Now and then she helped herself to something or other out of the King's private property, it mattered not what it was, to give to a poor person; and this pious plundering the King always took pleasantly and in good part. It was his custom to offer certain coins of gold upon Maundy Thursday and at High Mass, some of which coins the Queen often devoutly pillaged, and bestowed on the beggar who was petitioning her for help. Although the King was fully aware of the theft, he generally pretended to know nothing of it, and felt much amused by it. Now and then he caught the Queen in the very act, with the money in her hand, and laughingly threatened that he would have her arrested, tried, and found guilty.

And:

Although [Malcolm] could not read, he would turn over and examine books which she used either for her devotions or her study; and whenever he heard her say that she was fonder of one of them than the others, this one he too used to look at with special affection, kissing it, and often taking it into his hands. Sometimes he sent for a worker in precious metals, whom he commanded to ornament that volume with gold and gems, and when the work was finished, the king himself used to carry the volume to the queen as a kind proof of his devotion.

Why, no, I am not endlessly attracted by stories of people who lead their spouses to holiness; why do you ask?

Here's a fun fact related to what I'm currently working on (look away now if you don't enjoy pointless chatter about medieval genealogy): Margaret's son David married Matilda, the daughter of Waltheof. Since I have been doing little but think about Waltheof lately, this fact never ceases to entertain me. It's fun to work out the implications. First of all, it meant that the children of David and Matilda had two saints among their four grandparents (both Margaret and Waltheof were dead by the time of their children's marriage, which took place in 1114). That's pretty cool, even before you factor in Edward the Confessor and the various saints of Wessex among Margaret's ancestors, and the fact that one of Matilda's sons by her first marriage became a saint too.

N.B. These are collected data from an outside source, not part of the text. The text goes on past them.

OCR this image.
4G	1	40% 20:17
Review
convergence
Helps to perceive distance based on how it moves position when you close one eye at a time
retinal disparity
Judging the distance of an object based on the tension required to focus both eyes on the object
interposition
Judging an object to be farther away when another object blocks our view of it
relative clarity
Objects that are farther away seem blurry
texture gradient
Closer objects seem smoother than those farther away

Secondly: Waltheof was executed for treason by William the Conqueror. But his son-in-law David had a sister, Edith, who married the son of William; she was responsible for bringing the bloodline of the Anglo-Saxon kings back into the Norman line.

Thirdly: the only other place in England, apart from Crowland, where Waltheof was venerated as a saint was at Romsey Abbey in Hampshire (we know this because Anselm didn't approve of it, and wrote to the nuns telling them to cut it out). Margaret's sister was a nun at Romsey. So was Margaret's daughter Edith, for a bit (although, controversial...). Coincidence? I don't know.

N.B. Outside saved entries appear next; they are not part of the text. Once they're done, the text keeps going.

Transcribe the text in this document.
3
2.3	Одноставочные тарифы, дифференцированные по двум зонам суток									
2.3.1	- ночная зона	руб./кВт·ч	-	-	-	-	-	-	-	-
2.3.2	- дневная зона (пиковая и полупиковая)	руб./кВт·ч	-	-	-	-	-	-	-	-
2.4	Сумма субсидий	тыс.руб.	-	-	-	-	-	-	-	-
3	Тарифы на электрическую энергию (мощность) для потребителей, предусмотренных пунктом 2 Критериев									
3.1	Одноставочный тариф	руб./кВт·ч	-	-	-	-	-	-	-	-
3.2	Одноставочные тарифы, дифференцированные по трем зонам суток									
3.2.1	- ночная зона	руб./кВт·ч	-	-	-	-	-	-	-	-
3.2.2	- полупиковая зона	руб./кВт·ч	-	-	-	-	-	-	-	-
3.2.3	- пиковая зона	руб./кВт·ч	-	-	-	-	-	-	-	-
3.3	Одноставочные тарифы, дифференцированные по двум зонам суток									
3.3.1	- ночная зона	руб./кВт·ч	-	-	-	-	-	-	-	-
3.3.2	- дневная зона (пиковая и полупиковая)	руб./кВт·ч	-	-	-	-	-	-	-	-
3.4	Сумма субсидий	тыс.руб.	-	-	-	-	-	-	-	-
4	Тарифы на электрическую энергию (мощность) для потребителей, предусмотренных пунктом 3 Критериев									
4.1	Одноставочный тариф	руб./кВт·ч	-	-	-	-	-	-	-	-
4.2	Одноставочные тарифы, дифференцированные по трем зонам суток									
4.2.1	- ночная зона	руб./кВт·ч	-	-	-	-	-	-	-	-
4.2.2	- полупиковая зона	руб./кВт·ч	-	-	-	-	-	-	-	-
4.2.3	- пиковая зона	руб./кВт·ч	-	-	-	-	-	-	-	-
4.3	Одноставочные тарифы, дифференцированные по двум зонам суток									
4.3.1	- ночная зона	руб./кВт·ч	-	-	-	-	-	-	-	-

Fourthly (I saved the best to last): because of this marriage, the present Queen is theoretically the direct descendant of a polar bear. Yes, really. Waltheof's grandfather claimed to be the son of a bear and a human woman (he had furry ears to prove it). Through the marriage of Waltheof's daughter, he (and the bear) became an ancestor of the kings of Scotland, from whom the current royal family are descended. I wonder if anyone's told the Queen this?